Au moment où Jeanike prononçait ces mots, un
domestique en livrée du matin entra dans la boutique et demanda
M. Lebrenn.
– Il n’y est pas, dit Gildas.
– Alors, mon garçon, répondit le
domestique, vous direz à votre bourgeois que le colonel l’attend ce
matin, avant midi, pour s’entendre avec lui au sujet de la
fourniture de toile dont il a parlé hier à votre bourgeoise. Voici
l’adresse de mon maître, ajouta le domestique en laissant une carte
sur le comptoir. Et surtout recommandez bien à votre patron d’être
exact ; le colonel n’aime pas attendre.
Le domestique sorti, Gildas prit machinalement
la carte, la lut, et s’écria en pâlissant :
– Par Sainte-Anne d’Auray ! c’est à
n’y pas croire…
– Quoi donc, Gildas ?
– Lisez, Jeanike !
Et d’une main tremblante il tendit la carte à
la jeune fille, qui lut :
LE COMTE GONTRAN DE PLOUERNEL,
COLONEL DE DRAGONS,
18, rue de Paradis-Poissonnière.
– Étonnante… effrayante maison que
celle-ci, répéta Gildas en levant les mains au ciel, tandis que
Jeanike paraissait aussi surprise et presque aussi effrayée que le
garçon de magasin.
Chapitre 2
Comment et à propos de quoi le bonhomme
Morin, dit le Père la Nourrice, manqua de renverser la soupe au
lait que lui avait accommodée son petit-fils Georges Duchêne,
ouvrier menuisier, ex-sergent d’infanterie légère. – Pourquoi
M. Lebrenn, marchand de toile, avait pris pour enseigne de sa
boutique l’Épée de Brennus. – Comment le petit-fils fit la leçon à
son grand-père, et lui apprit des choses dont le bonhomme ne se
doutait point, entre autres que les Gaulois nos pères, réduits en
esclavage, portaient des colliers ni plus ni moins que des chiens
de chasse, et qu’on leur coupait parfois les pieds, les mains, le
nez et les oreilles.
Pendant que les événements précédents se
passaient dans le magasin de M. Lebrenn, une autre scène avait
lieu, presqu’à la même heure, au cinquième étage d’une vieille
maison située en face de celle qu’occupait le marchand de
toile.
Nous conduirons donc le lecteur dans une
modeste petite chambre d’une extrême propreté : un lit de fer,
une commode, deux chaises, une table au-dessus de laquelle se
trouvaient quelques rayons garnis de livres ; tel était
l’ameublement. À la tête du lit, on voyait suspendue à la muraille
une espèce de trophée, composé d’un képi d’uniforme, de deux
épaulettes de sous-officier d’infanterie légère, surmontant un
congé de libération de service, encadré d’une bordure de bois noir.
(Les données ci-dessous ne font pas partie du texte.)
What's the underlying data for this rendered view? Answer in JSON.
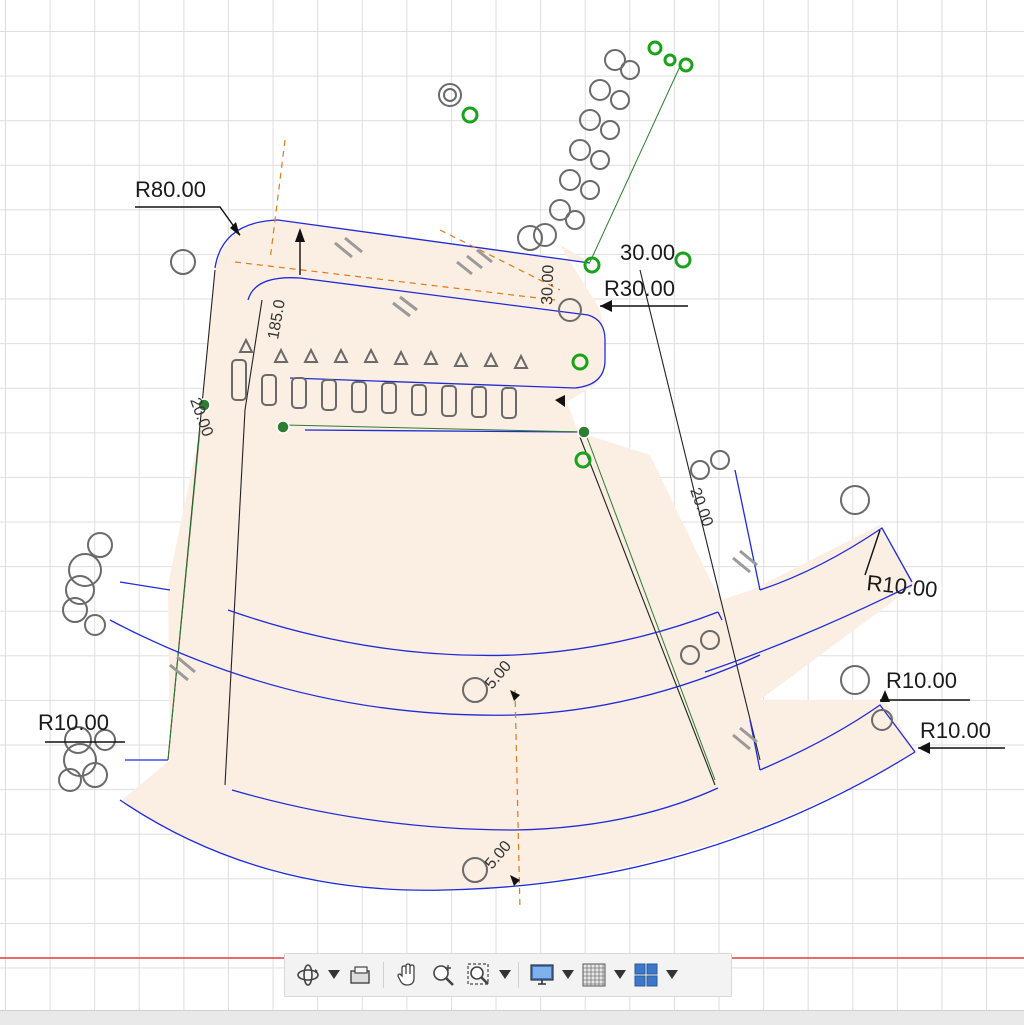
{
  "dimensions": {
    "r80": "R80.00",
    "r30": "R30.00",
    "r10_left": "R10.00",
    "r10_right_mid": "R10.00",
    "r10_right_low_a": "R10.00",
    "r10_right_low_b": "R10.00",
    "d_top": "30.00",
    "d_vertical_left": "185.0",
    "d_vertical_top": "30.00",
    "d_seat_left": "20.00",
    "d_right_mid": "20.00",
    "d_center_mid": "5.00",
    "d_center_low": "5.00"
  },
  "toolbar": {
    "items": [
      {
        "name": "orbit",
        "icon": "orbit-icon"
      },
      {
        "name": "look-at",
        "icon": "look-at-icon"
      },
      {
        "name": "pan",
        "icon": "pan-hand-icon"
      },
      {
        "name": "zoom",
        "icon": "zoom-icon"
      },
      {
        "name": "fit",
        "icon": "fit-window-icon"
      },
      {
        "name": "display-settings",
        "icon": "monitor-icon"
      },
      {
        "name": "grid-snaps",
        "icon": "grid-icon"
      },
      {
        "name": "viewports",
        "icon": "viewports-icon"
      }
    ]
  },
  "colors": {
    "sketch_line": "#1f2bd6",
    "construction": "#e07a1a",
    "constraint_point": "#1aa31a",
    "profile_fill": "#fbeee2",
    "axis_red": "#e23b3b"
  }
}
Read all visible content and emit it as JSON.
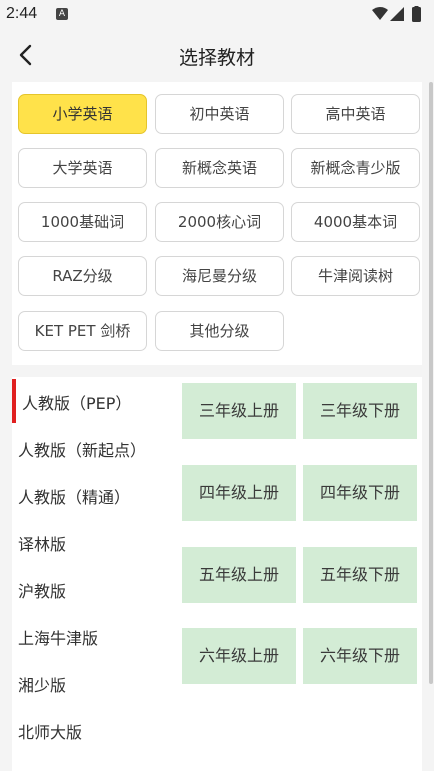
{
  "status_bar": {
    "time": "2:44",
    "notification_badge": "A"
  },
  "header": {
    "title": "选择教材",
    "back_icon": "chevron-left-icon"
  },
  "categories": [
    {
      "label": "小学英语",
      "selected": true
    },
    {
      "label": "初中英语",
      "selected": false
    },
    {
      "label": "高中英语",
      "selected": false
    },
    {
      "label": "大学英语",
      "selected": false
    },
    {
      "label": "新概念英语",
      "selected": false
    },
    {
      "label": "新概念青少版",
      "selected": false
    },
    {
      "label": "1000基础词",
      "selected": false
    },
    {
      "label": "2000核心词",
      "selected": false
    },
    {
      "label": "4000基本词",
      "selected": false
    },
    {
      "label": "RAZ分级",
      "selected": false
    },
    {
      "label": "海尼曼分级",
      "selected": false
    },
    {
      "label": "牛津阅读树",
      "selected": false
    },
    {
      "label": "KET PET 剑桥",
      "selected": false
    },
    {
      "label": "其他分级",
      "selected": false
    }
  ],
  "publishers": [
    {
      "label": "人教版（PEP）",
      "selected": true
    },
    {
      "label": "人教版（新起点）",
      "selected": false
    },
    {
      "label": "人教版（精通）",
      "selected": false
    },
    {
      "label": "译林版",
      "selected": false
    },
    {
      "label": "沪教版",
      "selected": false
    },
    {
      "label": "上海牛津版",
      "selected": false
    },
    {
      "label": "湘少版",
      "selected": false
    },
    {
      "label": "北师大版",
      "selected": false
    }
  ],
  "grades": [
    "三年级上册",
    "三年级下册",
    "四年级上册",
    "四年级下册",
    "五年级上册",
    "五年级下册",
    "六年级上册",
    "六年级下册"
  ],
  "colors": {
    "selected_category": "#ffe24a",
    "grade_tile": "#d3ecd5",
    "publisher_indicator": "#e02020"
  }
}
Dans un coin de la chambre, on apercevait, rangés sur une planche,
divers outils de menuisier.
Sur le lit, on voyait une carabine fraîchement
mise en état, et sur une petite table, un moule à balles, un sac de
poudre, une forme pour confectionner des cartouches, dont plusieurs
paquets étaient déjà préparés.
Le locataire de ce logis, jeune homme
d’environ vingt-six ans, d’une mâle et belle figure, portant la
blouse de l’ouvrier, était déjà levé ; accoudé au rebord de la
fenêtre de sa mansarde, il paraissait regarder attentivement la
maison de M. Lebrenn, et particulièrement une des quatre
fenêtres, entre deux desquelles était fixée la fameuse
enseigne : À l’Épée de Brennus.
Cette fenêtre, garnie de rideaux très-blancs
et étroitement fermés, n’avait rien de remarquable, sinon une
caisse de bois peint en vert, surchargée d’oves et de moulures
soigneusement travaillées, qui garnissait toute la largeur de la
baie de la croisée, et contenait quelques beaux pieds d’héliotropes
d’hiver et de perce-neige en pleine floraison.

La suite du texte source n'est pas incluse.